The latter gets you a smaller starship, certainly. It does not erase the physical problems involved in decelerating a mass from high relativistic velocity or changing its vector while moving at said velocity. Nor does it erase the problem of fuel conservation. The former is dictated by how many persons the starship is designed to carry, which for a very large population is going to translate into a large spaceship no matter how you try to slice it.
Oh boy, here we go again with taking assumptions as fact. No doubt it is on me to prove that it is possible for a migratory civilization to maintain a fuel reserve (or solar and magnetic sails) for maneuvering in case of emergencies (like, say, a black dwarf or neutron star) or indeed that there might be such a thing as a migratory civilization after all, because in the tiny universe you store in your skull, there is only a narrow range of conditions possible for interstellar travel, conveniently the ones you are declaring as fact in this thread.
What a bullshit non-answer you give forth after declaring a number of your leaps-of-logic and assumptions as "fact". Very amusing indeed.
Stop that.
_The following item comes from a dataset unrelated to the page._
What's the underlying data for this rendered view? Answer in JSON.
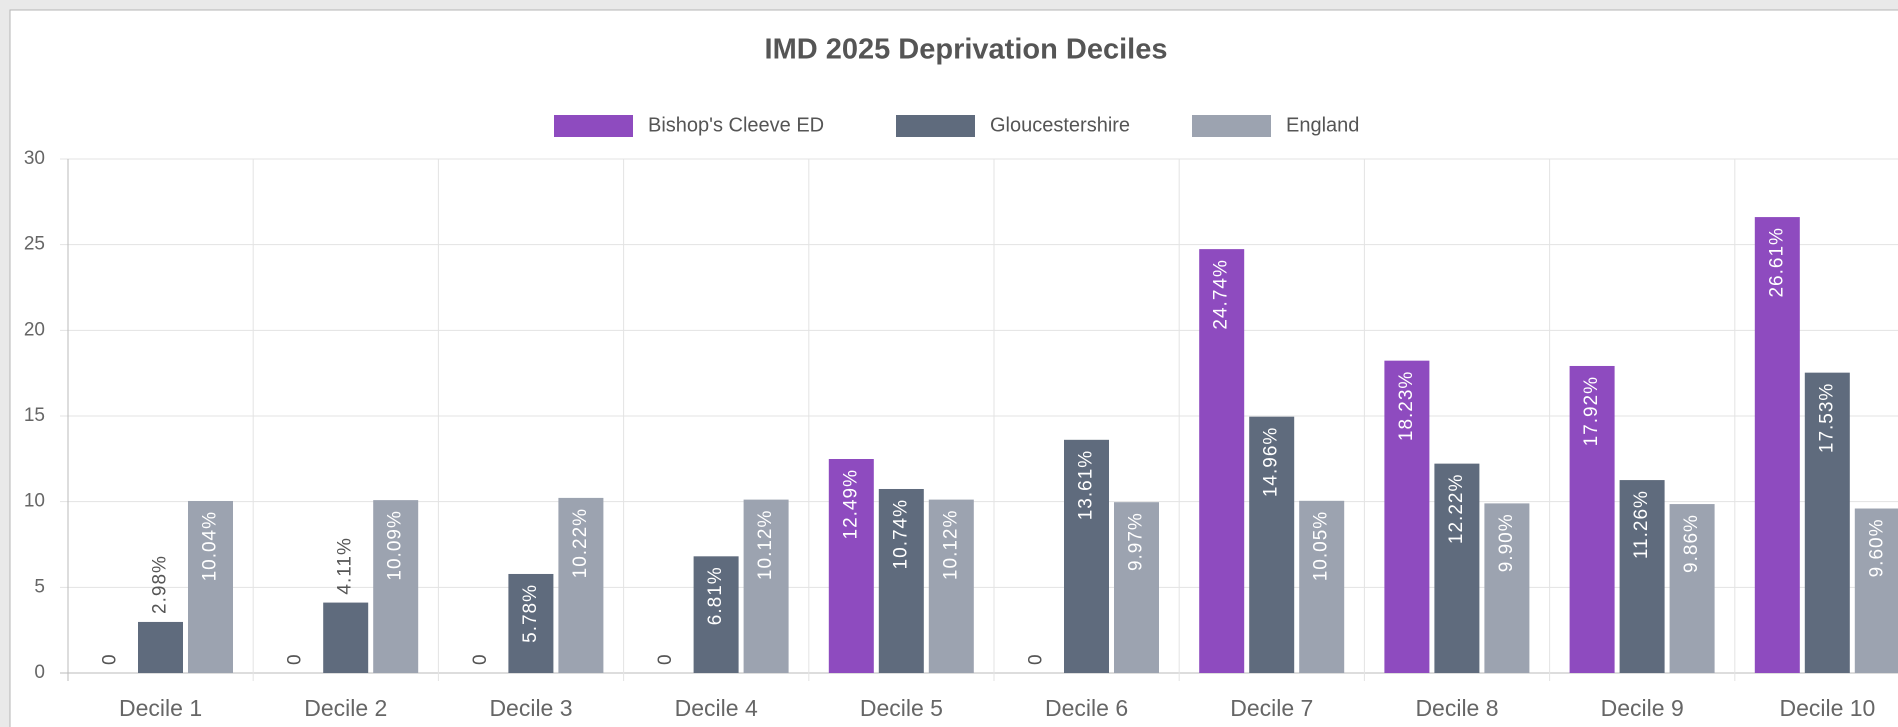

Stop that right now. You do not have carte blanche to project your faults onto me. Granted, you are small-minded enough to consider this a victory, but it's more pathetic than anything else.
Empty bluster does not impress me, child. Neither do your delusions of adequacy. You gave a non-answer and now you goldplate it. That is the truly pathetic thing here.
And if you don't want to be called senile, then you better get that memory of yours working properly.
Sayeth the child who's throwing a temper-tantrum because his bullshit isn't taken seriously.
Temper tantrum? This is actually delight at being on a board where I can insult freely, and therefore do not have to suffer arrogant blowhards such as yourself.
What did I just say about not being impressed by empty bluster, child? Try to pay attention.